Even though a significant number of companies have posted favorable financial results for the second quarter of their FY 2011, and for July in particular, certain unfavorable conditions, such as slow GPU demand and a charge related to the die/packaging material set, led to NVIDIA's revenues dropping 19% sequentially.
NVIDIA already lost a lot of ground to AMD because it brought out its DirectX 11 products quite late, and it still hasn't managed to regain all of it.
The GeForce GTX 460 seems to be contributing to the recovery, but there seem to be certain factors that don't allow this to happen very easily.
For once, demand for graphics processing units (GPUs) dropped, causing a large inventory write-down.
The other issue has actually been plaguing GPUs since before July 2008 and comes in the form of a charge caused by a weak die/packaging material set.
All in all, NVIDIA's Q2 FY 2011 revenues amounted to $811.2 million, which is, somehow, 4.5% more than last year but 19% less sequentially.

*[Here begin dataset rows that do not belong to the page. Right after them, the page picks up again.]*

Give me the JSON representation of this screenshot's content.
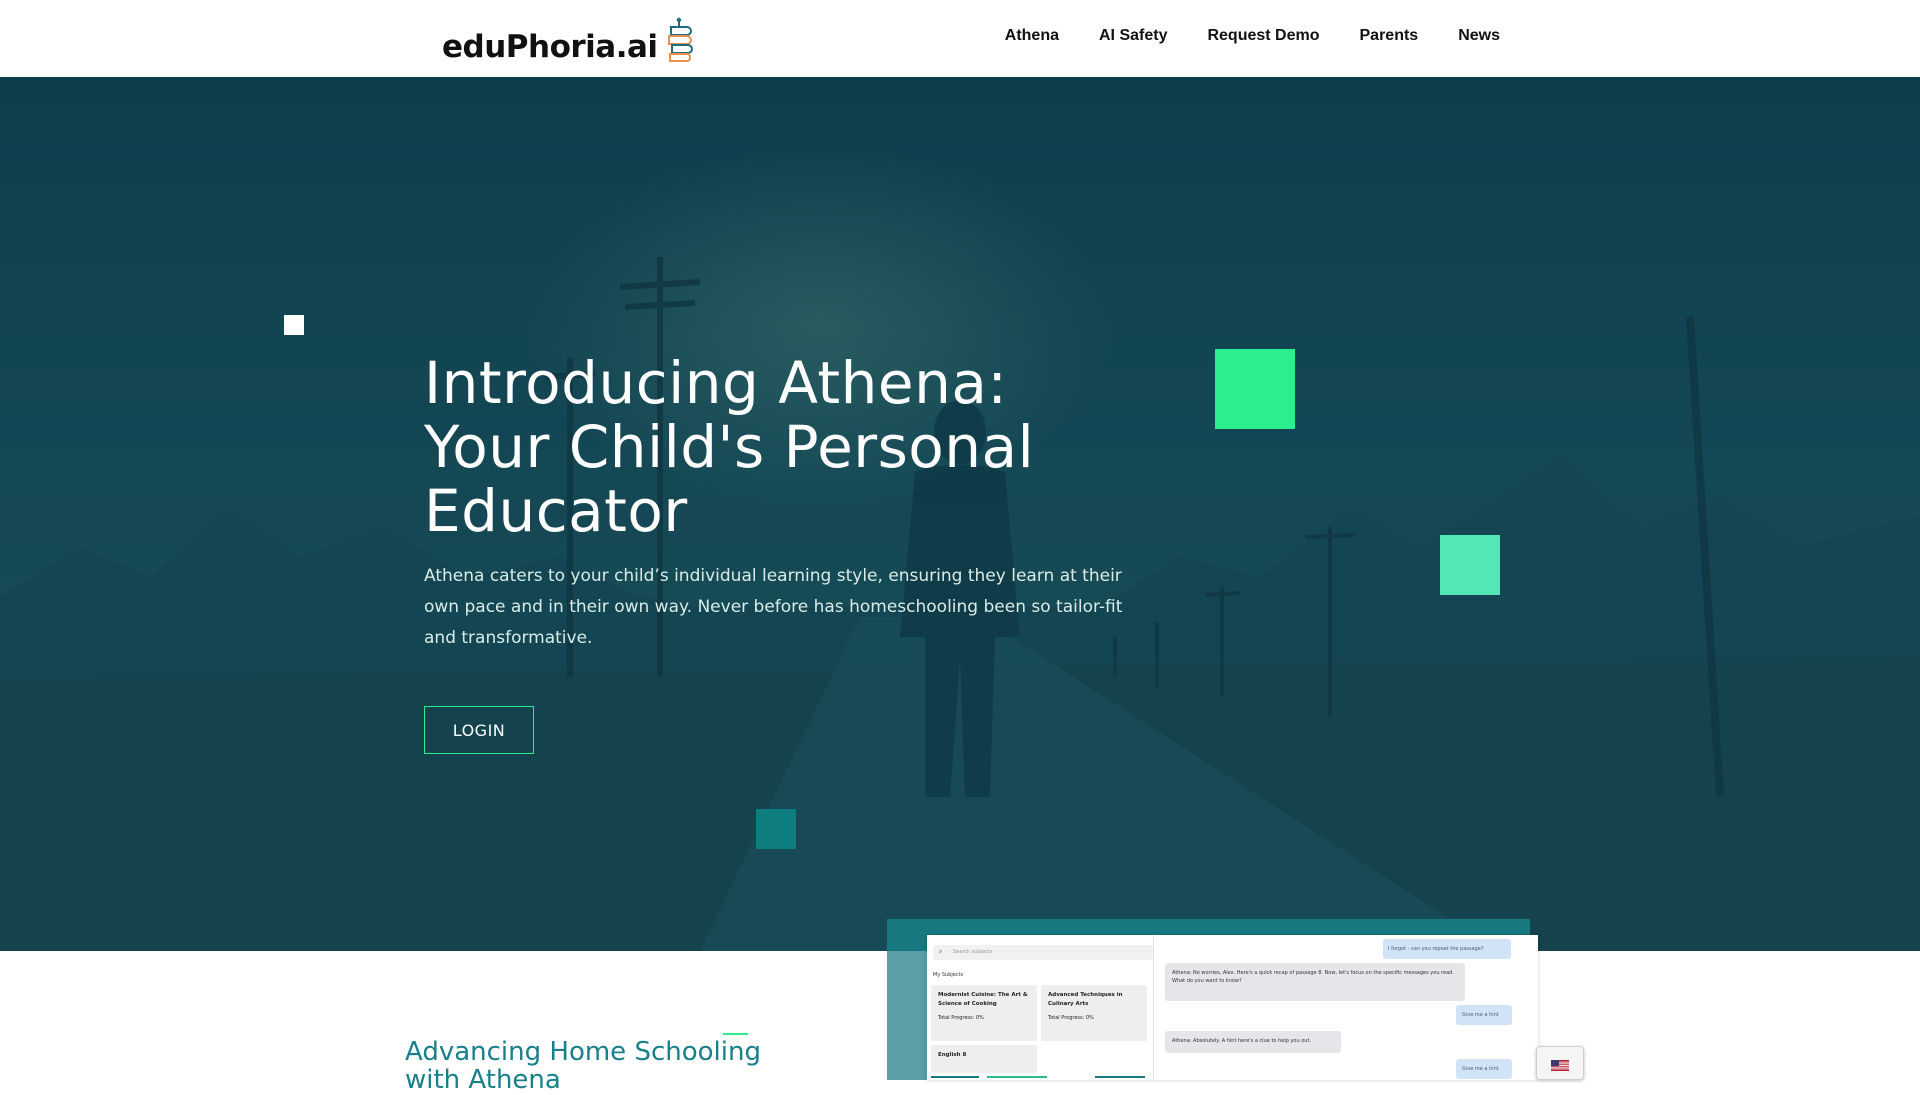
{
  "header": {
    "logo_text": "eduPhoria.ai",
    "nav": [
      "Athena",
      "AI Safety",
      "Request Demo",
      "Parents",
      "News"
    ]
  },
  "hero": {
    "title": "Introducing Athena: Your Child's Personal Educator",
    "subtitle": "Athena caters to your child’s individual learning style, ensuring they learn at their own pace and in their own way.  Never before has homeschooling been so tailor-fit and transformative.",
    "login_label": "LOGIN"
  },
  "section": {
    "title": "Advancing Home Schooling with Athena"
  },
  "preview": {
    "search_placeholder": "Search subjects",
    "my_subjects": "My Subjects",
    "cards": [
      {
        "title": "Modernist Cuisine: The Art & Science of Cooking",
        "progress": "Total Progress: 0%"
      },
      {
        "title": "Advanced Techniques in Culinary Arts",
        "progress": "Total Progress: 0%"
      },
      {
        "title": "English 8",
        "progress": ""
      }
    ],
    "chat": [
      {
        "role": "user",
        "text": "I forgot - can you repeat the passage?"
      },
      {
        "role": "bot",
        "text": "Athena: No worries, Alex. Here's a quick recap of passage 8. Now, let's focus on the specific messages you read. What do you want to know?"
      },
      {
        "role": "user",
        "text": "Give me a hint"
      },
      {
        "role": "bot",
        "text": "Athena: Absolutely. A hint here's a clue to help you out."
      },
      {
        "role": "user",
        "text": "Give me a hint"
      }
    ]
  },
  "colors": {
    "accent_green": "#2bef8f",
    "accent_mint": "#53e6b6",
    "accent_teal": "#0e7d80",
    "section_title": "#18808a"
  },
  "icons": [
    "flag-us-icon",
    "logo-books-icon",
    "search-icon"
  ]
}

Overall, this corresponds to a net loss of $141 million, not exactly an encouraging figure, especially considering that the forecast for the current quarter only implies a growth of 3 to 5% over Q2.
"Rapidly changing market conditions made for a challenging quarter," said Jen-Hsun Huang, NVIDIA's CEO and president.
"We delivered excellent results in Quadro professional graphics, Tesla GPU computing, and our Tegra system-on-a-chip business. But our GeForce consumer business fell significantly short of expectations amid weak PC demand in Europe and China,” Huang added.
“Although demand among end-users remains uncertain, we expect to drive revenue and grow market share with new products that are gaining momentum in each of our businesses," he concluded.
NVIDIA's prediction for Q3 is as 'modest' as it is because the company still has to deal with concerns regarding the insecure consumer PC market.